New tech might bolster brain research

New University projects will develop a smaller MRI device and better image sensitivity.

by Kaylee Kruschke

Traditional magnetic resonance imagining, or MRI, machines have their patients drawn into a large, noisy tube.

But now, the MRI process could become as simple as strapping on a helmet, thanks to a new technology partly developed by University of Minnesota scientists.

The project is one of two University projects that received a total of $2.5 million through two National Institutes of Health grants late last month. It was a part of President Barack Obama’s Brain Research through Advancing Innovative Technologies Initiative, or BRAIN, project. 

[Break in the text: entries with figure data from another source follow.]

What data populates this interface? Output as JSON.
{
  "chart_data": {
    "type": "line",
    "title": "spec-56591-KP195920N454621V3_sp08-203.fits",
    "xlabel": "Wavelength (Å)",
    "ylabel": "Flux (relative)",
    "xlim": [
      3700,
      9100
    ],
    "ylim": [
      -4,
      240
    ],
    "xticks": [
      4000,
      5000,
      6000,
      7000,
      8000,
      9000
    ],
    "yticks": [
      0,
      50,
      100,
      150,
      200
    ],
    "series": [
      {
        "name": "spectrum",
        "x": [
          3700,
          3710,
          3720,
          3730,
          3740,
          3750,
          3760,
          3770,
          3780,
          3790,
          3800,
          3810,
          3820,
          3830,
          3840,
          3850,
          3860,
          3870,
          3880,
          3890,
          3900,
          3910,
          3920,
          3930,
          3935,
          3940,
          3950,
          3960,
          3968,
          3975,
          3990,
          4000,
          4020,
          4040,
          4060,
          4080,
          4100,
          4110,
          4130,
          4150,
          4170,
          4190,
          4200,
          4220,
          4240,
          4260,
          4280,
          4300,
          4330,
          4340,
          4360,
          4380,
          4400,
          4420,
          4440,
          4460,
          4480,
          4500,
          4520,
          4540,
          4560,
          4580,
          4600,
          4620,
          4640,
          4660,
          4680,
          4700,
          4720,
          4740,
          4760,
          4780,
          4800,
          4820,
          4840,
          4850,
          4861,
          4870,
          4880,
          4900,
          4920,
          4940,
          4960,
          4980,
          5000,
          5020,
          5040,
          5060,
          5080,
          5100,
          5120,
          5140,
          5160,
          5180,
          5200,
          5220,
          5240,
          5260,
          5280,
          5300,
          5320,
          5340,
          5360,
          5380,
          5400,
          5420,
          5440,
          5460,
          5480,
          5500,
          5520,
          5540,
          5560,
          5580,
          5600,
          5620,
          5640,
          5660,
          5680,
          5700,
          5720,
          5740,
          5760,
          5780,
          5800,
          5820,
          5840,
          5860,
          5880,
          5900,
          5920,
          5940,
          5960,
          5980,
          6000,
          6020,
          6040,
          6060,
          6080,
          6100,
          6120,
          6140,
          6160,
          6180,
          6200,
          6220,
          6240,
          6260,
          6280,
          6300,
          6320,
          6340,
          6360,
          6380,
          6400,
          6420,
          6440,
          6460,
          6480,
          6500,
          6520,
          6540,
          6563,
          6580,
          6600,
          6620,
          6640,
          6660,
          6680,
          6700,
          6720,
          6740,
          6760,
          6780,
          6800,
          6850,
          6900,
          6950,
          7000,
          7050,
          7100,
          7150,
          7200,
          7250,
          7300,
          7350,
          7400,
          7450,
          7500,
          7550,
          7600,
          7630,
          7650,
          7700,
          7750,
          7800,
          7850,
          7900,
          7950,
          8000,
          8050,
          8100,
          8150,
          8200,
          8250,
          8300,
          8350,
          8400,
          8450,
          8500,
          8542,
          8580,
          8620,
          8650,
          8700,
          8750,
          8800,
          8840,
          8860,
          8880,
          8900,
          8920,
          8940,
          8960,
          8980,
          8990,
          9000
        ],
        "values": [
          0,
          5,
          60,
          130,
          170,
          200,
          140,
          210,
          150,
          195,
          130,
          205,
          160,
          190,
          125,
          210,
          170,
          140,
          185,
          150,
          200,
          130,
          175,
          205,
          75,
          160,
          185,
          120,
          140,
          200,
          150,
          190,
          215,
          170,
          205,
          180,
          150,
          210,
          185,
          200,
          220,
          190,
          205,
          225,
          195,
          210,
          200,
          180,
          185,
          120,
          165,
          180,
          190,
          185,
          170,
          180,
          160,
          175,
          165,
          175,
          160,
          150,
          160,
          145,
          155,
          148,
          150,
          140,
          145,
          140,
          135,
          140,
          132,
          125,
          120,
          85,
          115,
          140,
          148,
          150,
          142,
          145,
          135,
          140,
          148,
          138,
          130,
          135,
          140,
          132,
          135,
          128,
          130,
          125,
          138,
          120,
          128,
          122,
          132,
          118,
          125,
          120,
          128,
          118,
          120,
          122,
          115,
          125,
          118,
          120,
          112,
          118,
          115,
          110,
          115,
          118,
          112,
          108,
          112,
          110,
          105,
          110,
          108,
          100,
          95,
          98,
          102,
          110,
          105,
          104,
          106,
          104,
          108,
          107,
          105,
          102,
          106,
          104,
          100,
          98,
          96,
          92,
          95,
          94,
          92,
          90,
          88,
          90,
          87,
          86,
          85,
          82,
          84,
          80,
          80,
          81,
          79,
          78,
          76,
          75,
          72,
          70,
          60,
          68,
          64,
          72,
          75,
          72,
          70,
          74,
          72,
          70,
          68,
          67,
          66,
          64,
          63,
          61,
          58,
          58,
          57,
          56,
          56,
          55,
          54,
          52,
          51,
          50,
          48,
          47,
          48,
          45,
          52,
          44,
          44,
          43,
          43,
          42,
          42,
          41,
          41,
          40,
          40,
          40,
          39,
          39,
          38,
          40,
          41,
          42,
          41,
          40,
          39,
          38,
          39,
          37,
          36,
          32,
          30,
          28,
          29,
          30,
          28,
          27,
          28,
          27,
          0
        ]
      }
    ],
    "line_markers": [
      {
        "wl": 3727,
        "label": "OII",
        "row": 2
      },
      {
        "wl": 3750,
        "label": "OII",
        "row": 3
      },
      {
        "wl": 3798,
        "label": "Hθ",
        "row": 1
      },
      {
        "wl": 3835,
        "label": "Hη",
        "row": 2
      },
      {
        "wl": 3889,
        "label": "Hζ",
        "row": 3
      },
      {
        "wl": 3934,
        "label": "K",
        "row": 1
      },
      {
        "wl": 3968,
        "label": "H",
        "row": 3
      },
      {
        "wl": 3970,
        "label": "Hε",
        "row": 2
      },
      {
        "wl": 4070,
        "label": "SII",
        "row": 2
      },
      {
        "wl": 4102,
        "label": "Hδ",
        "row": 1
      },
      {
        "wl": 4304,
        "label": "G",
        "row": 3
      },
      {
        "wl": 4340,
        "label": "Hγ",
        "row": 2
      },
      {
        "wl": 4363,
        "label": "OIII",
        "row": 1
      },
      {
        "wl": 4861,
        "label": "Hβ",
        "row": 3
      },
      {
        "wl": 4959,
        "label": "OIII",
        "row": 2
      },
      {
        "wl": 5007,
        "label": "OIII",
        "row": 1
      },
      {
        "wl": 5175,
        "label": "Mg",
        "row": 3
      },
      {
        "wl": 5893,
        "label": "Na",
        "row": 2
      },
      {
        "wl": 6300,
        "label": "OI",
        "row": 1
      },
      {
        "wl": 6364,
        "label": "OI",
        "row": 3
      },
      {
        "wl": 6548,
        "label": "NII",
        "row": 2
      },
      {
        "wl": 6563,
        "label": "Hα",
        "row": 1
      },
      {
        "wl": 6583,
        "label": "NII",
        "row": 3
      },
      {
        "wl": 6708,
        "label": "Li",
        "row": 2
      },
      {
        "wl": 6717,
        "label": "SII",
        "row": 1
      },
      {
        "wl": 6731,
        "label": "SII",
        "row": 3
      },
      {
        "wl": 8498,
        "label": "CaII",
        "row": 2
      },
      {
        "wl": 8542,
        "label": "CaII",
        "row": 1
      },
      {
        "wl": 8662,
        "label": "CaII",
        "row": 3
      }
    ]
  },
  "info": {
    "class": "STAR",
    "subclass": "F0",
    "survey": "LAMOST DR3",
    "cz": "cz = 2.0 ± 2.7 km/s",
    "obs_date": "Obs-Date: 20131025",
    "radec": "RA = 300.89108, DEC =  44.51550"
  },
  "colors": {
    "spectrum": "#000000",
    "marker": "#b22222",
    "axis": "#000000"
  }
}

The initiative supports high-risk neuroimaging projects that would otherwise struggle to secure funding, radiology professor Michael Garwood said.

While both University research projects focus on MRI technology, one will improve existing imaging and the other will create a brand new method of administering the test.

“We need to make MRI more portable, more accessible and lower cost before we retire,” Garwood said.

Lifting the limits of today’s MRIs

Although current MRI tests are only available to an estimated 5 percent of the world’s population, a small, helmet-like MRI device could enable neuroscience studies and treatment in places they haven’t yet touched.

“It can go into Africa or wherever,” said Garwood, a co-lead researcher. “You can do neuroscience on populations of people and cultures we’ve never dreamt of before because you have to go out into the field to do it.”

While they’re important for gathering neuroscience information, current MRI scanners where patients lie on their back and can’t move aren’t able to study motion disorders or a person playing a piano or riding a bike, Garwood said.

“[It] is very limited to the types of things you can study,” he said. “If we could just put a magnet over somebody’s head and the rest of the body is free, it can open up a bunch of studies in neuroscience.”

The smaller MRI device would allow patients to sit or stand upright with only their head contained inside the machine, and possibly with their eyes exposed, said Thomas Vaughan, a co-lead researcher and radiology professor.

With their three-year, $1.2 million grant, the researchers won’t actually develop the smaller machine, Vaughan said, but they will prove it’s a feasible idea. From there, the researchers will have to apply for other funding to actually develop the smaller device, he added.

The University has already developed most of what it needs to prove that it can develop the device. All that’s left to develop is a magnet, Vaughan said, which the federal funding will be focused on.

MRI devices use a magnet composed of many wires that must be kept at absolute-zero temperature by a thermos filled with liquid helium to function, Vaughan said.

To develop a smaller MRI device, Vaughan said, researchers plan to use other wires that can be cooled with other less expensive and more readily available techniques, like liquid nitrogen.

Garwood said he and Vaughan have been dreaming about revolutionizing MRIs for at least a decade.

“We can’t think of a better goal, or at least we’ll die trying to give [MRI technology] to the rest of the world in the last decade or so of our
careers,” Vaughan said.

Creating better MRI picture resolution

Radiology professor Wei Chen wants to look as closely at the brain as possible without entering actually entering the body.

Through a partnership with Penn State University, his project will try to streamline current MRI devices and make them more efficient and less expensive, Chen said.

By combining existing technologies and techniques with a cutting-edge material, Chen said his engineering solution would increase imaging sensitivity, reduce the amount of energy the machine uses and improve an image’s resolution.

“[We could] see more details about the brain functions, how they work together and how they help each other,” Chen said.

With improved imaging sensitivity, invasive techniques would not be necessary to look deeper into the brain at cerebral structure and responses, Chen said.

“We feel there’s just not enough [imaging] sensitivity,” Chen said, adding that he hopes his technology will increase imaging sensitivity by two to five times.

And because it would take less time to obtain a high-quality photo of the brain, Chen said his method would reduce the amount of time patients have to be in an MRI machine.

Chen said he has already begun developing the technology, but that the $1.3 million NIH grant will continue that work and hopefully help prove its success.

“If we can prove this concept works, it will open new opportunities to do real challenging neuroscience application,” Chen said.